Se agricoltura e industria alimentare sono chiamate a garantire filiere più pulite e trasparenti, la finanza deve fare la sua parte nel sostenerle. Leonardo Meoli, Group Head of Sustainability Business Integration di Generali, ha ricordato come la compagnia assicurativa lavori da anni per integrare la sostenibilità nei modelli di business: «Ogni nostra attività viene valutata sia dal punto di vista economico, sia in termini di impatto ambientale e sociale. Abbiamo stanziato 12 miliardi di euro in tre anni per investimenti legati alla transizione energetica, e siamo molto focalizzati sul supporto alle imprese e agli individui nella resilienza e nella protezione dai rischi climatici». Il mercato, ha osservato Meoli, risponde positivamente: «Vediamo che i volumi dei prodotti assicurativi con caratteristiche ESG crescono, soprattutto in Europa e in Asia. Ma è chiaro che non basta dire che un prodotto è sostenibile: deve anche garantire un ritorno economico competitivo. Quando riusciamo a unire le due cose, il cliente risponde bene».

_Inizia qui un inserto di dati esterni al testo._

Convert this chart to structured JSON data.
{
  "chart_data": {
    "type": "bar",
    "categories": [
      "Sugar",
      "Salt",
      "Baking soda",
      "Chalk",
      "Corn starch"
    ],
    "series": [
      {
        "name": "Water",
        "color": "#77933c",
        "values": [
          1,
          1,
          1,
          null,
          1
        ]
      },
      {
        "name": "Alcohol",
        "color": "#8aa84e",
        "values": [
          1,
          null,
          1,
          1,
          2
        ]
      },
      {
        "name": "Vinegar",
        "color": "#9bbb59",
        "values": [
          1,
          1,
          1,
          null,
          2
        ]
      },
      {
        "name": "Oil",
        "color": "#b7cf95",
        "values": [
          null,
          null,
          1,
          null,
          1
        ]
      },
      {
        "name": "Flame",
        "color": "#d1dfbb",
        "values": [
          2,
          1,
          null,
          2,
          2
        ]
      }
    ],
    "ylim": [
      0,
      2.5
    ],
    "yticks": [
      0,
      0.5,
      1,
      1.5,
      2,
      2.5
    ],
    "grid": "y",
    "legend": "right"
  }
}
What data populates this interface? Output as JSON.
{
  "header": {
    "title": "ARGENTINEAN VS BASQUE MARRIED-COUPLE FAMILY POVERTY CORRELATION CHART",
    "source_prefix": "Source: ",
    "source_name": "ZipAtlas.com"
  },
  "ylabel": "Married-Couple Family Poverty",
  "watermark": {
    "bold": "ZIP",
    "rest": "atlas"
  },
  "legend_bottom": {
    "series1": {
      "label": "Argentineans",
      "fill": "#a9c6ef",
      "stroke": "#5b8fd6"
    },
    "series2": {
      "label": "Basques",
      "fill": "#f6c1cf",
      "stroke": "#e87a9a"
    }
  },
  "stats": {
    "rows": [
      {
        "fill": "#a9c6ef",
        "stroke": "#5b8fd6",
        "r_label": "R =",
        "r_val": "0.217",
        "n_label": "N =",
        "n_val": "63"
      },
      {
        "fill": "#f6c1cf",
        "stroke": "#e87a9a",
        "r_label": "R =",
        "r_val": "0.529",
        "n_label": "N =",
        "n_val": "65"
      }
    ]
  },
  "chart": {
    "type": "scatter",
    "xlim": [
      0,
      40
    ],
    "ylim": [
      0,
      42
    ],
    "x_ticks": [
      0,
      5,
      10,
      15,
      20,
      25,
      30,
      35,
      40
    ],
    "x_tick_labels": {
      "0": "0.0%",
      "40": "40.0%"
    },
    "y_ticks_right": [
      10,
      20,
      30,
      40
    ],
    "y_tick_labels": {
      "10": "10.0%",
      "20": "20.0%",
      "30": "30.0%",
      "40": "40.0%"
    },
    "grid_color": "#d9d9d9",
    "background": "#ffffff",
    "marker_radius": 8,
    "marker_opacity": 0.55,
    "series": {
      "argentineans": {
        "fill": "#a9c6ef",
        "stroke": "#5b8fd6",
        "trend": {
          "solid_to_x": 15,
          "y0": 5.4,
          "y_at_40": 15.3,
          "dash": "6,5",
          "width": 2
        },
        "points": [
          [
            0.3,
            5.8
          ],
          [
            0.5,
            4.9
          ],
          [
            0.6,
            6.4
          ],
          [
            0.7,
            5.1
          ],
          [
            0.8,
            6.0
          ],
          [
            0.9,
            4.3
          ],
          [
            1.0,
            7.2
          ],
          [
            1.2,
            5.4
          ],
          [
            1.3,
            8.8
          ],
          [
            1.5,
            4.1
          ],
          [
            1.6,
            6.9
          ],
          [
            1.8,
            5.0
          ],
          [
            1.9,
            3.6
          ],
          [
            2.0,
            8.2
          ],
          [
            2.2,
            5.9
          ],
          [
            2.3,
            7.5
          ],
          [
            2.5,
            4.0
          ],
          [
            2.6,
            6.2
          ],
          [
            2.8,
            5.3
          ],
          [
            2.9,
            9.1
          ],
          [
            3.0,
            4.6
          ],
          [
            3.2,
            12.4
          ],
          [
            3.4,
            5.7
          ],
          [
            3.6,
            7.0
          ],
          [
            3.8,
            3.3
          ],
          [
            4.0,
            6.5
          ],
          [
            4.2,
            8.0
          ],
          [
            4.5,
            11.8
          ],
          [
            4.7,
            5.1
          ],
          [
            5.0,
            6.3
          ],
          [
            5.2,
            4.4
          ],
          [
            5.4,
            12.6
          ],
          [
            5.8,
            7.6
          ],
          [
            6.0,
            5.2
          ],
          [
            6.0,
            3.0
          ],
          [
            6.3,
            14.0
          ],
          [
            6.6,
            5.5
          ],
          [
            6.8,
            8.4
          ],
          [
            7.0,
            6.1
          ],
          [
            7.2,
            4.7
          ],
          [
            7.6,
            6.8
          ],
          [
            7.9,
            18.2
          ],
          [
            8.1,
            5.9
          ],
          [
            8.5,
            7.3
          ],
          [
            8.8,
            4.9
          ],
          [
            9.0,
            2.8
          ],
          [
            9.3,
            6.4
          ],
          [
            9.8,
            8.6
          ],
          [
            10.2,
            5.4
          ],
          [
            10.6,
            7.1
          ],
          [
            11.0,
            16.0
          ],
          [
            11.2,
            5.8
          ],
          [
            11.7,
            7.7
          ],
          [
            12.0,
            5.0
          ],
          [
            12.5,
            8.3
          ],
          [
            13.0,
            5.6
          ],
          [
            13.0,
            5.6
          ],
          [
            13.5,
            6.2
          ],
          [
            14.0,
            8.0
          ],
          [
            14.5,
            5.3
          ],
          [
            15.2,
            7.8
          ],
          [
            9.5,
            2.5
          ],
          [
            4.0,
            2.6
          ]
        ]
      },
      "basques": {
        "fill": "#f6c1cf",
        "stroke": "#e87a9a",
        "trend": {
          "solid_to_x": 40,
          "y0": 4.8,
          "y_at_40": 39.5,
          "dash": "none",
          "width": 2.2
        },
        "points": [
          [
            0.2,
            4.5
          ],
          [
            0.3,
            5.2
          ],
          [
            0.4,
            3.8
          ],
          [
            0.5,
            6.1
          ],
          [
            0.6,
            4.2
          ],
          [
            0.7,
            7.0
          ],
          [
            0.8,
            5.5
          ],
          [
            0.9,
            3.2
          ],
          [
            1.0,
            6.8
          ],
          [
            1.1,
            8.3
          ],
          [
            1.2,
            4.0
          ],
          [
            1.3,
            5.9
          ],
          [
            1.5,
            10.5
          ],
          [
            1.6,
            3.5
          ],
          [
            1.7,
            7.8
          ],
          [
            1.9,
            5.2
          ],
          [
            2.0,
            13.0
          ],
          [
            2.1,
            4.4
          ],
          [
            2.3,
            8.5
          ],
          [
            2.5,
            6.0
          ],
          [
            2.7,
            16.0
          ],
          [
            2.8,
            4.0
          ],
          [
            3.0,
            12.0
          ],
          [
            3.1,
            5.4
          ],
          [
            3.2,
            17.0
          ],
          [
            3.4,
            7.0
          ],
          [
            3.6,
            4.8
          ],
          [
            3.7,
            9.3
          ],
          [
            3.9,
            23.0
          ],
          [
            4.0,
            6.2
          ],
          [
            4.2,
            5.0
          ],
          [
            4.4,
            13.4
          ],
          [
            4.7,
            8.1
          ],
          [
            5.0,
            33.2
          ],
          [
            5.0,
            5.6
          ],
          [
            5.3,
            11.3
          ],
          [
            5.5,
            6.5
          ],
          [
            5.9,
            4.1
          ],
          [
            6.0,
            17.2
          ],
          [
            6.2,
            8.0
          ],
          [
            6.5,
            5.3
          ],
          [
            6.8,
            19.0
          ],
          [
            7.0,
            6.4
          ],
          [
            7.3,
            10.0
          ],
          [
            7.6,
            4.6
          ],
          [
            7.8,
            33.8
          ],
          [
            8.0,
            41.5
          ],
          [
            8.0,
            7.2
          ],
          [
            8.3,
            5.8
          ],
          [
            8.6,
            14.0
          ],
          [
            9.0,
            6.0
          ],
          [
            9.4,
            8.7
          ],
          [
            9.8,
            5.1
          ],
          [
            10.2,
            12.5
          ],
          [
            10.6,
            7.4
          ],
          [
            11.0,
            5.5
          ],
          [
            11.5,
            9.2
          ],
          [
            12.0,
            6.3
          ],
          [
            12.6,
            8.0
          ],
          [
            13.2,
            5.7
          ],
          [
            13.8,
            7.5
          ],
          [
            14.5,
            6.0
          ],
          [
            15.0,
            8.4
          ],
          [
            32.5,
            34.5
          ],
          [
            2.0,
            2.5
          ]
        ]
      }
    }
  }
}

Dalle parole dei tre manager emerge una convinzione condivisa: la sostenibilità non è un costo da sopportare, ma un investimento che rafforza la competitività del Made in Italy. «Non si tratta solo di rispettare regole o rincorrere mode – ha sintetizzato Ravanelli –. Si tratta di creare un modello di sviluppo che tenga insieme produzione, ambiente e società. Solo così possiamo guardare al futuro».In questo incrocio tra agricoltura, industria e finanza, il Made in Italy trova la sua forza. Il marchio non è più soltanto sinonimo di qualità e tradizione, ma sempre di più di innovazione e responsabilità. Dalle campagne di Jolanda di Savoia ai forni di Mulino Bianco, fino alle grandi scelte di investimento globale, la transizione passa per la capacità delle imprese italiane di essere sostenibili senza smettere di essere competitive. È la sfida del presente, ma soprattutto del futuro.